Наклонясь, достал из нижнего ящика стола плоскую коньячную бутылку, отвинтил крышечку, налил в нее и выпил. Потом сразу повторил, завинтил крышечку. Симеон Кондратьевич укоризненно щурился со стола, даже как будто потянулся взглядом проводить бутылку до самого ящика, но, не сумев заглянуть через край, упал лицом вниз. Лизавин поднял его, слегка отер пальцами и уважительно вернул на место.
– Извините, так вышло. Тряхнул нечаянно.
– Ничего, это я сам. Значит, все-таки выпиваете? Этого я и боялся. Не стоило бы. Вид у вас…

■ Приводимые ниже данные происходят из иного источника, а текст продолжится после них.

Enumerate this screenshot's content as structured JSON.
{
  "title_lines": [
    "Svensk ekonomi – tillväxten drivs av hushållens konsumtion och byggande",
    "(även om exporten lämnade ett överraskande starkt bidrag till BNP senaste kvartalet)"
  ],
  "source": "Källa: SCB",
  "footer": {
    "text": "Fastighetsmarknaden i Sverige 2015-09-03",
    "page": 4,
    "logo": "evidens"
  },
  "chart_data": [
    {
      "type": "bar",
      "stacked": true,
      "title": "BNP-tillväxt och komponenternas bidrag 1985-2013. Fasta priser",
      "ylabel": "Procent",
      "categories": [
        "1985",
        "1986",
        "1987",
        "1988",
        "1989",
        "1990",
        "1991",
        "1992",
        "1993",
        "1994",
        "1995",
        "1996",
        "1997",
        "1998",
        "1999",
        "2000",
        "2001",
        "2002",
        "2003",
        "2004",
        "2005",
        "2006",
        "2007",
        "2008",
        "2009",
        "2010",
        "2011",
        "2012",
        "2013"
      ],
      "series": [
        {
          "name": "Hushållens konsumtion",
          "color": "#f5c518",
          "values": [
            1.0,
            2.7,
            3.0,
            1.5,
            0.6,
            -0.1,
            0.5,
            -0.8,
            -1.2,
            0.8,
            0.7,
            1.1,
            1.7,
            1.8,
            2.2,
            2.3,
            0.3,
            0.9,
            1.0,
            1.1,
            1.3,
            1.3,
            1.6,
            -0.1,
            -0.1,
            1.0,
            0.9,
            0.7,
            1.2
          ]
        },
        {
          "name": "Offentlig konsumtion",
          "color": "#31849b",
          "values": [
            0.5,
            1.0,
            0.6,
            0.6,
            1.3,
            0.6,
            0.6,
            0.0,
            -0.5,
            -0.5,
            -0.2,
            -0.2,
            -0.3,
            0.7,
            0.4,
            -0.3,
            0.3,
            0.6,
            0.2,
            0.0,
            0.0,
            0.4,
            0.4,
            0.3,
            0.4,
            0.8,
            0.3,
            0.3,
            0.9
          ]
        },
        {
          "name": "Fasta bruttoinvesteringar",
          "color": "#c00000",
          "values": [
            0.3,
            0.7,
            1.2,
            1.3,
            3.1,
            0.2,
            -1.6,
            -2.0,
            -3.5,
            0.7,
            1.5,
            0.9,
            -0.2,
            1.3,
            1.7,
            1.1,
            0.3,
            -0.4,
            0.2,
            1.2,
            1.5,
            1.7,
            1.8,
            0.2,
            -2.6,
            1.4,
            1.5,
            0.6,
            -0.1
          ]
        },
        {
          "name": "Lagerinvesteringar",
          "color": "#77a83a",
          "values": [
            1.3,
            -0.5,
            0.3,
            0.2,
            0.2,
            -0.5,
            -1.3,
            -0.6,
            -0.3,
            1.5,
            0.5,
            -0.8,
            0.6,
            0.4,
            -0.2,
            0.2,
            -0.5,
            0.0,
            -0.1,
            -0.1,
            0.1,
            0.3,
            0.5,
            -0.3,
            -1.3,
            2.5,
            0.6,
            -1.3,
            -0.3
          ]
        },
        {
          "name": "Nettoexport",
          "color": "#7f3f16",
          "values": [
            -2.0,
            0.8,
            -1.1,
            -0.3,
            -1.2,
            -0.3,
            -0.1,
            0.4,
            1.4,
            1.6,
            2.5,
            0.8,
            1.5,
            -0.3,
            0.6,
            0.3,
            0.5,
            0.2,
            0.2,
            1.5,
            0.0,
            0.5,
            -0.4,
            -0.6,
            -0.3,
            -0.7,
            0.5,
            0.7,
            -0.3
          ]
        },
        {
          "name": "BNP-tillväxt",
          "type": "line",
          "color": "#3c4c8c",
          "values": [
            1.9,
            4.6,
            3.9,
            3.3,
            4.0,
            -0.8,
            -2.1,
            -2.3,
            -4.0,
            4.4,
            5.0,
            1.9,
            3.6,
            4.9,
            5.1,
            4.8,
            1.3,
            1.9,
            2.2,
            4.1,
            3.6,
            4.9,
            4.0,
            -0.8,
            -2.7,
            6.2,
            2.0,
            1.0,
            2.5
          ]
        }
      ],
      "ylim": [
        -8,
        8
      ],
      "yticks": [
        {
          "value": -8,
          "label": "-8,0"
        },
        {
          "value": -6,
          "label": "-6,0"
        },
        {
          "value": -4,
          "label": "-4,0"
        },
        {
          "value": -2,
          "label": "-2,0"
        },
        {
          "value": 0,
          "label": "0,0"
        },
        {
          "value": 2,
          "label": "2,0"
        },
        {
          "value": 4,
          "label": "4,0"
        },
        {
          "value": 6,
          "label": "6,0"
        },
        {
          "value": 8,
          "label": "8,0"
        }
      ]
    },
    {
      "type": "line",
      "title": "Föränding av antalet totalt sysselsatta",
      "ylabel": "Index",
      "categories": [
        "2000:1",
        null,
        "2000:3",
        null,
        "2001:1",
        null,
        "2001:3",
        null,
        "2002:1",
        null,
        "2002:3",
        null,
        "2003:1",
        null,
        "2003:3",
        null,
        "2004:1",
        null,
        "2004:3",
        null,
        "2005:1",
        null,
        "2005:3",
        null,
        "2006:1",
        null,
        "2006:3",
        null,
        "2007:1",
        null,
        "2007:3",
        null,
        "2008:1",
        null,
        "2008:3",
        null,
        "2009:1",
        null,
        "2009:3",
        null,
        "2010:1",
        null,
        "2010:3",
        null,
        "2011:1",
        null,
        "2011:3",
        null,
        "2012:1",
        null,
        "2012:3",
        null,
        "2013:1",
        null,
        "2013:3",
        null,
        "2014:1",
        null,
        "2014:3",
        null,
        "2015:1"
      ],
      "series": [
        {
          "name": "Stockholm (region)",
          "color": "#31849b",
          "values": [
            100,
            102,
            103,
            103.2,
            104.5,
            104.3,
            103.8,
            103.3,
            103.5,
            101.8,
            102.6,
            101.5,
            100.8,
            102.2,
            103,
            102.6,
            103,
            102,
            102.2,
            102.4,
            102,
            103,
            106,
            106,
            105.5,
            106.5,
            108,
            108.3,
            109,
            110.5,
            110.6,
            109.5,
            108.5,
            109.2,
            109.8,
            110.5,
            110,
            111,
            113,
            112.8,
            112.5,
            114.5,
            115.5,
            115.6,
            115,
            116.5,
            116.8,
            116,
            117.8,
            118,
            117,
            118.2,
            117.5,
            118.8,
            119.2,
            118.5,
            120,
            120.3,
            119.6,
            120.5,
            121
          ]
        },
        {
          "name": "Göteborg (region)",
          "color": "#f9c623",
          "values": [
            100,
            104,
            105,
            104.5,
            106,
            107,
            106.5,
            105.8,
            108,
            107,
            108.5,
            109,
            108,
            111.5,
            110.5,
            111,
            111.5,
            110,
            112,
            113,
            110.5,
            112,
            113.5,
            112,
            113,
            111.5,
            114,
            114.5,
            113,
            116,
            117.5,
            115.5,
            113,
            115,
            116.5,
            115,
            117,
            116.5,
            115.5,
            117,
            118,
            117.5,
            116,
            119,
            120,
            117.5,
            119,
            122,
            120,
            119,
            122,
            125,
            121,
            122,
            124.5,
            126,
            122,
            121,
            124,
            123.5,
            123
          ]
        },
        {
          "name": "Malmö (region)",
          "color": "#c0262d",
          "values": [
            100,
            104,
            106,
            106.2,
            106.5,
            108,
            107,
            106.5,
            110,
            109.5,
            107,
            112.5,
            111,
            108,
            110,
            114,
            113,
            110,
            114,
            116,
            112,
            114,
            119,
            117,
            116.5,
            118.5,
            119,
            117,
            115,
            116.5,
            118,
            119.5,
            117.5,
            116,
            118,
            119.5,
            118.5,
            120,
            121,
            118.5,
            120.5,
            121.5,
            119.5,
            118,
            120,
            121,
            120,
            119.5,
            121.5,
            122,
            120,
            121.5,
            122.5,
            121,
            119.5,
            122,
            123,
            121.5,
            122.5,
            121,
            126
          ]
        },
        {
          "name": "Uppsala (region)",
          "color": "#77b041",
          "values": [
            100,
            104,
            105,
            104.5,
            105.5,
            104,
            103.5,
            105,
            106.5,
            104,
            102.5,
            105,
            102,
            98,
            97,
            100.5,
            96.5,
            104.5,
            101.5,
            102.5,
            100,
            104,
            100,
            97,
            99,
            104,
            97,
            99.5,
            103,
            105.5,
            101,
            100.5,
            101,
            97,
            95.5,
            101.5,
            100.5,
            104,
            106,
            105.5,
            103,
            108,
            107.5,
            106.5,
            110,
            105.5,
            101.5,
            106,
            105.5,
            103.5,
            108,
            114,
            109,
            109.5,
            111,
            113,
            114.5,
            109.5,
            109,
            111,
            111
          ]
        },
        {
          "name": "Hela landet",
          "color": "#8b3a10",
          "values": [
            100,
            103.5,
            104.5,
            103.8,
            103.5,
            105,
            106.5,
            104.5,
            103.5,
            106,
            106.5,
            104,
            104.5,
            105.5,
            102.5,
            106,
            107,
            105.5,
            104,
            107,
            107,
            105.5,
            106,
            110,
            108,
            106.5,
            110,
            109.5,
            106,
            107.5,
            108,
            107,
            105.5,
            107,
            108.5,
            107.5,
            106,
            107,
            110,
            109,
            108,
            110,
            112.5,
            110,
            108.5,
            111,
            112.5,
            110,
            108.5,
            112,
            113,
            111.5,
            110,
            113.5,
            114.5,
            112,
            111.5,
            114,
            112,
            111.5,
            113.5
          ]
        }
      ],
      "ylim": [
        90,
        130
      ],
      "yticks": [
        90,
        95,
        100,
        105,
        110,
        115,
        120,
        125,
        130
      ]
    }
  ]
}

– Да нет, разве это выпиваю? Вы же видели. Чуть-чуть. Для здоровья, мне даже полезно. Нервы малость успокоить.
– А что такое?
– Нет, ничего. Так, переутомился, наверно, слегка. Перенапряг силенки. Надо все же свою меру знать, именно свою, и жить по-своему, не по-чужому. А то я, знаете, какое-то время стеснялся признаваться сам себе, например, что старенькое простенькое танго волнует меня больше чего-нибудь этакого. Тарам-тарам-парам… Или труба вроде Костиной… как, бывало, любил слушать. У меня запросы, в общем, простые. Обывательские, если угодно. Мне нравится лежать на этой кушетке, читать детектив или фантастику… да-да. А что-то там другое… не знаю. Может, этого и ни у кого не бывает. Как не бывает, знаете, особенных страстей, нездешней мудрости, таинственных проявлений жизни, которые описываются в книгах. И пишущие сами знают, что не бывает. Мы просто играем с такой условностью, нам приятно, как в кино, уходить на время из всегдашней жизни. Тоже нужно. На время. Жизнь сама о себе напомнит, все вернет на места.
– Да, она умеет о себе позаботиться. Иной раз просто диву даешься.
– Не говорите. Помните, я рассказывал про Эльфриду Потаповну? Которая под троллейбус провалилась? Представьте, оказалась жива и даже благополучна. А ведь каких наворотили подробностей: люк разверзшийся, черт те что!